Chi dice Kobane purtroppo dice guerra, invece noi diciamo orti, diciamo rinascita, diciamo libertà. Oggi ne parliamo proprio con Ozlem Tankirulu, presidente dell’Ufficio di Informazione del Kurdistan in Italia. Prima della guerra il territorio di Rojava, in cui si trova Kobane, era ricco di coltivazioni: «Il 60% della produzione agricola della Siria arriva da quest’area», ci racconta Ozlem. Ora dopo la distruzione dei pozzi, molte zone accusano la mancanza di acqua, ma si riesce comunque a coltivare ciò che non richiede molto sforzo idrico. Le tecniche secolari di coltivazione – che risalgono a tempi antichissimi, quelli delle grandi civiltà sviluppatesi sui fiumi Tigri ed Eufrate – hanno permesso alla popolazione locale di riprendere l’uso comune delle terre.

 In alcuni villaggi semidistrutti dalla guerra, circondati da prati verdi e mucche libere al pascolo, le famiglie hanno deciso di tornare e riabitare le terre liberate dalla violenza. L’intento comune, adesso, è la necessità di avviare un processo di ricostruzione profonda proprio a partire dalla terra, tornando a renderla produttiva, tornando a cibarsi dei suoi frutti e restituendo speranza ai tanti siriani che ancora vivono nella completa insicurezza. «Per la popolazione locale è fondamentale mantenere un legame con la loro terra madre, significa continuare a coltivare la vita» continua Ozlem.

Il futuro di Kobane adesso passa anche dagli orti, «che rappresentano molto più di semplici appezzamenti di terreno: sono il simbolo della libertà di un popolo e di una terra che è conosciuta come la culla della civiltà». Nel 2015, una nostra delegazione ha avviato con l’amministrazione democratica del Rojava un piano per realizzare orti nelle scuole, tramite il progetto “Orti in Rojava”. Il nostro obiettivo? Portare in questa terra martoriata l’esperienza di Slow Food, quegli orti didattici dove oltre a coltivare il proprio cibo si partecipa a un programma di educazione ambientale e alimentare. «L’iniziativa è stata accolta con talmente tanto entusiasmo da grandi e piccini che siamo riusciti a dare vita a orti urbani e scuole in una decina di villaggi coinvolgendo oltre 1000 studenti».

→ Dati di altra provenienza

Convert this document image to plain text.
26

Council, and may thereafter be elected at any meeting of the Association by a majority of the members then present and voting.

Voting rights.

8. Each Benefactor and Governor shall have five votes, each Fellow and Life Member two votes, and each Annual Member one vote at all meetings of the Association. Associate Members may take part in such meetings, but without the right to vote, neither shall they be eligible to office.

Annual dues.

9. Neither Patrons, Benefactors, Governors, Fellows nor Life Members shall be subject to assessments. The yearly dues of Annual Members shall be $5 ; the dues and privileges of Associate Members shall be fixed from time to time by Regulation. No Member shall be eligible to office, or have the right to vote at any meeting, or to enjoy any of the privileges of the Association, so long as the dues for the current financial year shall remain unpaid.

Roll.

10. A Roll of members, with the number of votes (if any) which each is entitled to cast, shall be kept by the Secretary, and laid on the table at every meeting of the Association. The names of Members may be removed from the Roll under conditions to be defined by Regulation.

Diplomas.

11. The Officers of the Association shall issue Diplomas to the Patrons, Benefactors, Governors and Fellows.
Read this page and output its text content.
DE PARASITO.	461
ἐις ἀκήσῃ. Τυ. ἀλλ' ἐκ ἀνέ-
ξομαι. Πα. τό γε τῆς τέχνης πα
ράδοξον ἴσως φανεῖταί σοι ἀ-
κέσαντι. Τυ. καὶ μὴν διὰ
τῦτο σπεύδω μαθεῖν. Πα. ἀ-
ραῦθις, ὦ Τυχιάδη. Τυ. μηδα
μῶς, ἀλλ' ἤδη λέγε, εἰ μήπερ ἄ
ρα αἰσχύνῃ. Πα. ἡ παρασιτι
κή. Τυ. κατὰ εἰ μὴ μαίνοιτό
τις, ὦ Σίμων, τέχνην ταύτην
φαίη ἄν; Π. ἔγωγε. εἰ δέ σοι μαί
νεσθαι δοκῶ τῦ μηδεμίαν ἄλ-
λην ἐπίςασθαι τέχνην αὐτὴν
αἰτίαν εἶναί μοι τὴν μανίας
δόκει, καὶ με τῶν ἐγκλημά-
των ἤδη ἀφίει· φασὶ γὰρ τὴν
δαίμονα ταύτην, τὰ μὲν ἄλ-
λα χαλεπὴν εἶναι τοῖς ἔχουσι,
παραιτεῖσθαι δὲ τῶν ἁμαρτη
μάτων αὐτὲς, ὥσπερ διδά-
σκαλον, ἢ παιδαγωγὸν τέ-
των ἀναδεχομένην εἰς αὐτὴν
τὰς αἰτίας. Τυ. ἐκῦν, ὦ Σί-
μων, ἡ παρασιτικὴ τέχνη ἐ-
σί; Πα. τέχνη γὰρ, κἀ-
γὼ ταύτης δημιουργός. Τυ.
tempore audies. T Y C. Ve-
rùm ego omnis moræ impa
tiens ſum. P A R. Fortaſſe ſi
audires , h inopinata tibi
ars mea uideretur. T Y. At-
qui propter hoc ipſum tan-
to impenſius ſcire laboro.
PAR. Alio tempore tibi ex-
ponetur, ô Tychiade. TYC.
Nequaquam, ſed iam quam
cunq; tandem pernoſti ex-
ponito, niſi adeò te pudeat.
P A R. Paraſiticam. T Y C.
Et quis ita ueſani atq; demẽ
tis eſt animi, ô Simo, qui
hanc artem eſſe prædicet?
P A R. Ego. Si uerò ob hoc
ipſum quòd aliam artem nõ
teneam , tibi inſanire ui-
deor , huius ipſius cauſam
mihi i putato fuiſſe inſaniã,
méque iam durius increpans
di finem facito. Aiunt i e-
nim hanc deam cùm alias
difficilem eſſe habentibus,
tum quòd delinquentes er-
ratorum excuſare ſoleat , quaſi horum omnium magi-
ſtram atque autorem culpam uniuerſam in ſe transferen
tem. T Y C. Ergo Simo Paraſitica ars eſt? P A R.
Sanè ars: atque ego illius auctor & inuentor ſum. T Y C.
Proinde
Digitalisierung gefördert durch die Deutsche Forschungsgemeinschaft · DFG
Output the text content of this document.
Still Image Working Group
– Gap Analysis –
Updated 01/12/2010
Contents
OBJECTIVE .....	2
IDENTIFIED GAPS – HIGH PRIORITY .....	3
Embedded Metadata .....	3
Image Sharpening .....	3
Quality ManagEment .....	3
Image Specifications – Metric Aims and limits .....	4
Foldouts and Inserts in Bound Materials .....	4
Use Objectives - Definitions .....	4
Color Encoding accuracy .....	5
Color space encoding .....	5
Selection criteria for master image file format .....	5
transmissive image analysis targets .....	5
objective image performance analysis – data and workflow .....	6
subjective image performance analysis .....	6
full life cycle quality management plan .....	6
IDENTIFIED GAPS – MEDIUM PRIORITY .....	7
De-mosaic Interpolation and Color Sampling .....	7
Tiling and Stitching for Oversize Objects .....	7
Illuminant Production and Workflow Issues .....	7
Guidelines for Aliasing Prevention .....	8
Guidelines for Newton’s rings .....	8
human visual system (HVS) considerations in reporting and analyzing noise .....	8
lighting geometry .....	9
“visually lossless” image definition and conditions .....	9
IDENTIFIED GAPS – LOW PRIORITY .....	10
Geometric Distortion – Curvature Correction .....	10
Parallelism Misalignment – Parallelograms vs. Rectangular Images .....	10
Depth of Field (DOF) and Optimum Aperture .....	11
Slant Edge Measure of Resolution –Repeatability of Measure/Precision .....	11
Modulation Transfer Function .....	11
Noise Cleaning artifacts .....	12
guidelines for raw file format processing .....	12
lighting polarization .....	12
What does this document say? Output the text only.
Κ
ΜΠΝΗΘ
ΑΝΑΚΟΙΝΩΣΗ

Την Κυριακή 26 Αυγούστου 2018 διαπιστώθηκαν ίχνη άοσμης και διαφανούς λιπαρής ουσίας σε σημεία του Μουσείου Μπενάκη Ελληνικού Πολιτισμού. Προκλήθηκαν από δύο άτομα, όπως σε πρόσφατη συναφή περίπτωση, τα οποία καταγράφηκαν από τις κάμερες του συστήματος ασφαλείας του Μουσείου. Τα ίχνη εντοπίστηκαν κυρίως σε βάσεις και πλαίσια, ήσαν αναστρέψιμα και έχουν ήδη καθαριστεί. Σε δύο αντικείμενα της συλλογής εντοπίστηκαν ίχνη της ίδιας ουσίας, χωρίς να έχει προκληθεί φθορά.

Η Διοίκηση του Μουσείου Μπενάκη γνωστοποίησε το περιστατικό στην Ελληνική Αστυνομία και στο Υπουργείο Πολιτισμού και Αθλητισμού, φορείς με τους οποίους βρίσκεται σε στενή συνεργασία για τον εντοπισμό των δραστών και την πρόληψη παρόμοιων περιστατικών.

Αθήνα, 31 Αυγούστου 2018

Le attività scolastiche sono destinate a promuovere la libertà dei bambini e delle bambine, in tutti i campi. Tra queste figura l’insegnamento della lingua curda, in precedenza vietata, e dell’ecologia come principio fondamentale della società. La coltivazione degli alberi da frutto era scoraggiata dal regime per favorire la monocoltura di grano. Ora c’è la volontà di progettare, nei dintorni di Kobane, la coltivazione di fichi, melograni e di orti per il consumo delle famiglie e della comunità. Un sistema, questo, in cui le donne giocano un ruolo cruciale sia a livello domestico che politico: un’esperienza di avanguardia sociale che ha anche avuto, come momento costitutivo, l’adozione di una carta che rifiuta autoritarismo e militarismo a favore di uguaglianza e dritti umani.

«In curdo usiamo la stessa parola per indicare al contempo donna e vita, proprio per sottolineare il collegamento con la natura e la terra. A Kobane è stato fondamentale agire per proteggere quella terra, quella vita, e garantire così un futuro alle comunità locali». È a maggior ragione in contesti difficili che il cibo ricopre un ruolo fondamentale per guardare avanti: «il cibo crea speranza, rappresenta la vita, e chi sente di avere un collegamento con la vita non lascerà la sua terra e la sua comunità». Questo per Ozlem rappresenta il cibo del cambiamento: «Significa collaborare, responsabilizzare, rafforzare il senso di unione, coltivare insieme un futuro per queste terre, restituendo quella biodiversità che l’ha resa ricca nei secoli passati».